Mayor Bill de Blasio and Police Commissioner Bill Bratton scrambled a hastily called press conference Sunday in a desperate bid to shoot down The Post’s coverage of a police chief’s resignation — and try to prove their relationship hasn’t been shattered.
Without naming The Post during their 35-minute appearance at Gracie Mansion, they answered repeated questions about the newspaper’s scoops — including the revelation that First Lady Chirlane McCray told her husband, “I told you we can’t trust him!” after she first heard that Bratton allowed the city’s highest-ranking black cop to quit.
De Blasio denied on Sunday that his wife made that statement.
Asked by a Post reporter what she did say, the mayor refused to answer and called it a “private conversation.”
Asked why McCray, whom he has made a public face of the administration, wasn’t at his side to dispute the account, he admitted she was at Gracie Mansion, but stated, “She has a different role.”

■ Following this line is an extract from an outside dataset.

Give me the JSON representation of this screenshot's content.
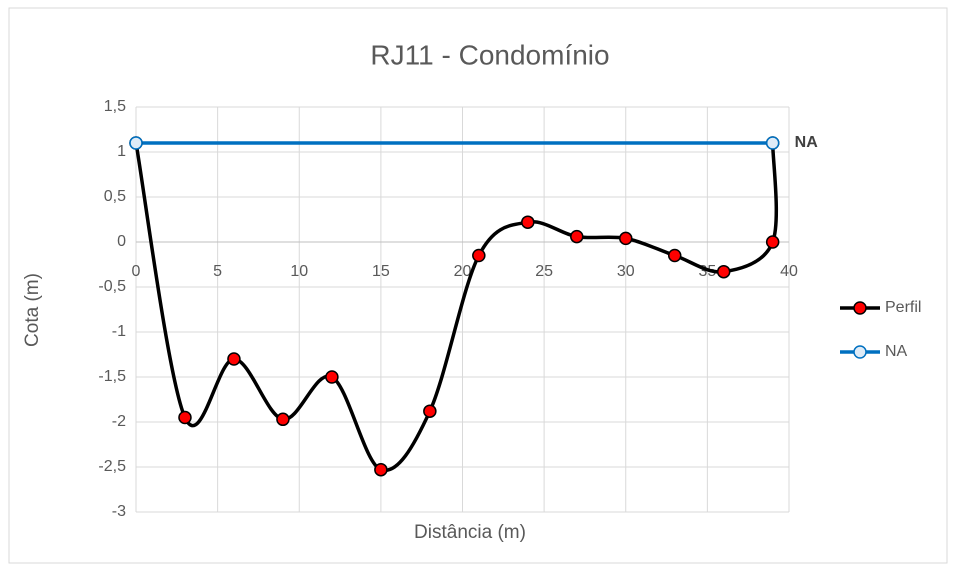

Two law enforcement sources on whom The Post relied in its reporting both confirmed the paper’s account Sunday.
One source who watched de Blasio and Bratton’s televised news conference Sunday summarized their remarks by saying, “That’s bulls- -t!”
The controversy began Friday, when Chief of Department Philip Banks III abruptly quit rather than accept a promotion to be Bratton’s No. 2, which Banks believed to be a powerless position.
The Post exclusively reported Saturday that Banks and Bratton had a heated conversation at 1 Police Plaza over the resignation.
The Post also revealed that the commissioner was then summoned to City Hall, where he was chewed out by the mayor.
On Sunday, The Post reported McCray’s fury over the resignation of Banks, whom she originally hoped would be named top cop instead of Bratton.
“I want to make it very plain: Some of the reporting uses unnamed sources who make up entire conversations in their heads and tell flat-out lies. That doesn’t help any of us,” de Blasio said.
He did not deny the report that Banks was McCray’s choice for top cop.
Bratton also insisted that “there are no tensions” between him and the mayor, and called reports that said otherwise “disgraceful.”
McCray later posted a statement to her Tumblr account denying she made the reported remark — and blamed it on “a small but stubborn group of people who adamantly oppose the efforts of Mayor de Blasio and Commissioner Bratton to create a more fair and equal policing system.”
Without identifying her targets, McCray accused them of “spreading lies to irresponsible reporters.”
“The only effective defense against lies is the truth, so here it is: I admire Commissioner Bratton and the work he is doing. I have never questioned his integrity,” she wrote.
At the news conference, de Blasio also defended his decision to consult the Rev. Al Sharpton following Banks’ departure, which left the NYPD without any minorities in its top three posts.
“I think it’s fair to say in the case of Reverend Sharpton, he’s one of the more prominent leaders in the city and he’s certainly the most prominent civil rights leader in the country,” de Blasio said.
“It would seem that he’s a normal person to inform in this case and also ask advice of.”
Bratton expressed regret over Banks’ resignation but said, “The NYPD is more than just one person, and that’s a good thing.”
He added, “There’s so many talented people to choose from” in picking Banks’ replacement, who will be announced Wednesday.
In his first comments since resigning, Banks issued a statement Sunday that called his move a “difficult decision.”
“In this case, while serving as first deputy commissioner would have been an honor, I felt that the position would take me away from where I could make the greatest contribution: the police work and operations that I love so much,” he sad.
Banks also said that while he and Bratton “both made good-faith efforts to bridge that gap, we were not successful.”